Usually, the aim is to keep the interval between surgery and RT as short as possible, taking into account operative scar tissue healing in all postoperative oncologic situations. The studies investigating this factor have not been able to show a detrimental effect of a delay in treatment results for medulloblastoma. In a study from the University of Florida, prolongation of the overall RT treatment time adversely affected the treatment results, but the interval between surgery and the start of RT had no effect on the treatment results for the pediatric medulloblastoma patients. In the study by Jenkin from Saudi Arabia in which 16% of 173 patients were >14 years old, no significant differences in outcome were found when the variables of the time from the first resection to the first day of RT (<25 vs. ≥25 days) and the duration of any interruption of RT in excess of 7 days were evaluated. In our study, patients with a shorter interval between surgery and RT (≤3 weeks) were found to have a worse prognosis compared with patients with medium and longer intervals (36 and ≥6 weeks). It is difficult to draw a definitive conclusion with these results, because no biologic explanation was found and the patient numbers were small. It may be only a coincidence, but needs further investigation.

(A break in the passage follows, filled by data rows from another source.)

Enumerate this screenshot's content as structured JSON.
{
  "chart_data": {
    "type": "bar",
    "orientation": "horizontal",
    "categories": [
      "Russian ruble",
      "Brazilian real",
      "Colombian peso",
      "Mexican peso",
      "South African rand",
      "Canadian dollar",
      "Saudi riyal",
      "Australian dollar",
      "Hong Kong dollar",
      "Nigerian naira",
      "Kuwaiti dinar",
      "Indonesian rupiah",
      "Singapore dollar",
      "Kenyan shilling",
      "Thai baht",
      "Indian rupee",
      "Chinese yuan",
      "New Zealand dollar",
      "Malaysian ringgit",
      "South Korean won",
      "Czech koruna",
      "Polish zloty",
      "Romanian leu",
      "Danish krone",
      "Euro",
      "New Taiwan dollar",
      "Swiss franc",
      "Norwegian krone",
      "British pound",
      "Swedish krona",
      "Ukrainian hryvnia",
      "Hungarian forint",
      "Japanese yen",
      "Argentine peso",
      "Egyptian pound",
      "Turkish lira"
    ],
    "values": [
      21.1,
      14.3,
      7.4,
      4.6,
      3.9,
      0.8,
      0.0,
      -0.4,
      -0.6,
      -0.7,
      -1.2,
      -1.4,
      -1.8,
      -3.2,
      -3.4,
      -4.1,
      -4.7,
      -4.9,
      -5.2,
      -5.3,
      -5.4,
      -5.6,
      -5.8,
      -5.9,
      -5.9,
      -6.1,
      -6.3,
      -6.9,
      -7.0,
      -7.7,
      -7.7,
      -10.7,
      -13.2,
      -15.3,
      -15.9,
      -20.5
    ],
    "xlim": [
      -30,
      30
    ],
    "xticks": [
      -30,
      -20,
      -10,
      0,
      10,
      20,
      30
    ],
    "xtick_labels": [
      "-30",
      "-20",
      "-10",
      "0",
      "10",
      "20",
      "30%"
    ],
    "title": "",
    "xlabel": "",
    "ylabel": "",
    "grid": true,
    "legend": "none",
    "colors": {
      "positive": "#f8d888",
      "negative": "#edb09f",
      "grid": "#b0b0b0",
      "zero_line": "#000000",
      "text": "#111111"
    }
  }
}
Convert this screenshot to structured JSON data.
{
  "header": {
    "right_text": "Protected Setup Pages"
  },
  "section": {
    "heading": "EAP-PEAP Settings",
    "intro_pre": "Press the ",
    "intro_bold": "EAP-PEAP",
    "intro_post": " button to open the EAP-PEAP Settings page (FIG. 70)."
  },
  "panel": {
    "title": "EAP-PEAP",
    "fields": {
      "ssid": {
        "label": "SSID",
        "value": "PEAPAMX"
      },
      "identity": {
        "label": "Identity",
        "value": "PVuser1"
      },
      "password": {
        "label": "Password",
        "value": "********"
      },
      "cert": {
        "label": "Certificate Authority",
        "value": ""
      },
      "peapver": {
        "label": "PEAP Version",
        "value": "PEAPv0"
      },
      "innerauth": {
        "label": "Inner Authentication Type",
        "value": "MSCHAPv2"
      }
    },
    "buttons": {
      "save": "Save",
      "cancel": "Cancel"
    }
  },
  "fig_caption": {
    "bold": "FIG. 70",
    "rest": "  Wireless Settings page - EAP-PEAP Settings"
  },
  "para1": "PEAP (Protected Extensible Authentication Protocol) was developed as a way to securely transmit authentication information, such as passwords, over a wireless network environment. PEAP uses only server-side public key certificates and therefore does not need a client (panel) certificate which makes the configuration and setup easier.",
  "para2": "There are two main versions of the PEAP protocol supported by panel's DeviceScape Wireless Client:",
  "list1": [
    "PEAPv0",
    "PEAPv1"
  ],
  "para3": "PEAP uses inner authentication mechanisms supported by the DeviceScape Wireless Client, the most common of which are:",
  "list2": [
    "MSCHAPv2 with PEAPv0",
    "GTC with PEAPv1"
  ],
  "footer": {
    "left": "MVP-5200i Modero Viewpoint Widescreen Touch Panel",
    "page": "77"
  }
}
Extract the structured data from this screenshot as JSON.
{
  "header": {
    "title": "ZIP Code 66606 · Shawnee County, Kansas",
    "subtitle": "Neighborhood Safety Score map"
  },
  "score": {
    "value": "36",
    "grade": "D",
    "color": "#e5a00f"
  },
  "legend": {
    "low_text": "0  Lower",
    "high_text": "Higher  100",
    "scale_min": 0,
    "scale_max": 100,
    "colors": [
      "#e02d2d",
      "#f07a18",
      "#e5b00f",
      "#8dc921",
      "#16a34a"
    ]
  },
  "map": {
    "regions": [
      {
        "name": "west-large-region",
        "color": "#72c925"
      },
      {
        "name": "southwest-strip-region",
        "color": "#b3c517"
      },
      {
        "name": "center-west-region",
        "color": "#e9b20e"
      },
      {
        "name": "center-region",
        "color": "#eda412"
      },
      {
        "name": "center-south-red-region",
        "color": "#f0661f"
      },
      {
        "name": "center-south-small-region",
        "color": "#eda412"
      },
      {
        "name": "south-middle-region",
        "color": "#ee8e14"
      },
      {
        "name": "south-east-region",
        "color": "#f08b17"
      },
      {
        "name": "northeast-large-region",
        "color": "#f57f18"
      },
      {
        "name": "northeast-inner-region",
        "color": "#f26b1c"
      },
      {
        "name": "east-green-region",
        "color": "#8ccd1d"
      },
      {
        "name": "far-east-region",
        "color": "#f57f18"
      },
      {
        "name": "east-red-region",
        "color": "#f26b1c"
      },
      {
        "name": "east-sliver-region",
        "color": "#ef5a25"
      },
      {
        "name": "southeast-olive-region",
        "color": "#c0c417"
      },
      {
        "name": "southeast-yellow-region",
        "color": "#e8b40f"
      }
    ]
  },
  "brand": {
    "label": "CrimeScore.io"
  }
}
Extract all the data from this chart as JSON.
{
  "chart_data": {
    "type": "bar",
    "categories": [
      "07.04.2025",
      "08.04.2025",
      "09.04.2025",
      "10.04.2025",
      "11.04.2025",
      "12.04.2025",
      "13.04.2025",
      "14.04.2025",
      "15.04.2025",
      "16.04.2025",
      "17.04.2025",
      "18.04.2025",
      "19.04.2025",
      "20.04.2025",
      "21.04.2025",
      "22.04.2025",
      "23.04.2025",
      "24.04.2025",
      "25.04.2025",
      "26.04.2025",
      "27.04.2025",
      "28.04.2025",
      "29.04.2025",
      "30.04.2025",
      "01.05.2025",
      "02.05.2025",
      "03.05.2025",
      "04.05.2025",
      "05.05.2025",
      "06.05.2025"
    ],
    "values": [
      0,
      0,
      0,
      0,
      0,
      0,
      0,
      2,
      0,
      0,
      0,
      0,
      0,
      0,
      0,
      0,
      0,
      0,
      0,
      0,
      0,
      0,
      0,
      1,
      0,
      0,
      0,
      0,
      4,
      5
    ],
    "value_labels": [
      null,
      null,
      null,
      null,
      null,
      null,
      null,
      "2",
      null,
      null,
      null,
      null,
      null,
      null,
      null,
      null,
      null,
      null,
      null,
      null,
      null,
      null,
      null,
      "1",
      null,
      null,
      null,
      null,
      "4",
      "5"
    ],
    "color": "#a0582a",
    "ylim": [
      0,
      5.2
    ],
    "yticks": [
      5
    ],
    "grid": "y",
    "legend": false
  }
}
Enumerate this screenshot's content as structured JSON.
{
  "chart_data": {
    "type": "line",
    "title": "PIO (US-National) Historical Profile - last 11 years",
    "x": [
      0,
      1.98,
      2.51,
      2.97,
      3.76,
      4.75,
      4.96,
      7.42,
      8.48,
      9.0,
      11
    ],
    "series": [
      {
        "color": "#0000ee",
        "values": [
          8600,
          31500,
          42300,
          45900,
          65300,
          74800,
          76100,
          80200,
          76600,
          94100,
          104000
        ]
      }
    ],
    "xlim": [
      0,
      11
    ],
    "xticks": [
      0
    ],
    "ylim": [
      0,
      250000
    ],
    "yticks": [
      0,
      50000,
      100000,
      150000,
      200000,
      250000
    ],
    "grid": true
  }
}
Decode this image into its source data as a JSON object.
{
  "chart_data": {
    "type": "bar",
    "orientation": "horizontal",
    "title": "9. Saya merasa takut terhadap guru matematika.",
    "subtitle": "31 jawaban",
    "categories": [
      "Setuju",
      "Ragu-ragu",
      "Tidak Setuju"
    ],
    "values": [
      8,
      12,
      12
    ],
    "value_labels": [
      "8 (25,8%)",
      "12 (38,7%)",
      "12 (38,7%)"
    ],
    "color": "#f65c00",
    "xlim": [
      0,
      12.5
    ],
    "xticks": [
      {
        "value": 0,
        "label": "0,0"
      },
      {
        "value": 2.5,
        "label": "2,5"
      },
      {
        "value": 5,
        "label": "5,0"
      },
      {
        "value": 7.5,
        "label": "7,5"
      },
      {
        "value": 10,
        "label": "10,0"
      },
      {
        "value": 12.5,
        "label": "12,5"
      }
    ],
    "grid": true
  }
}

One-third of our patients received adjuvant chemotherapy. Although no definite scheme or criteria were present for this group, we were not able to show any benefit by adding chemotherapy. Additionally, it is difficult to draw any conclusions from previous reports to show any advantage. The most prominent useful effect of adjuvant chemotherapy was shown in the study from the Royal Marsden Hospital. Patients treated with megavoltage RT and chemotherapy had a 5-year survival rate of 76% compared with 37% after RT alone. However, as they stated, other factors were present that could have contributed to the better survival such as a higher posterior fossa dose, earlier spinal RT, and more total or subtotal resection in the patients who received chemotherapy.

Conclusion  

Surgery and postoperative craniospinal RT are the mainstay treatments for adult medulloblastoma patients. Long-term follow-up is necessary, because late recurrences are not rare. Spinal seeding at presentation is a poor prognostic factor for recurrence. The posterior fossa radiation dose must be kept at a minimum of 54 Gy for adequate control. The interval between surgery and the start of RT is an interesting issue that requires further study. The role of adjuvant chemotherapy needs further investigation in prospective multi-institutional studies.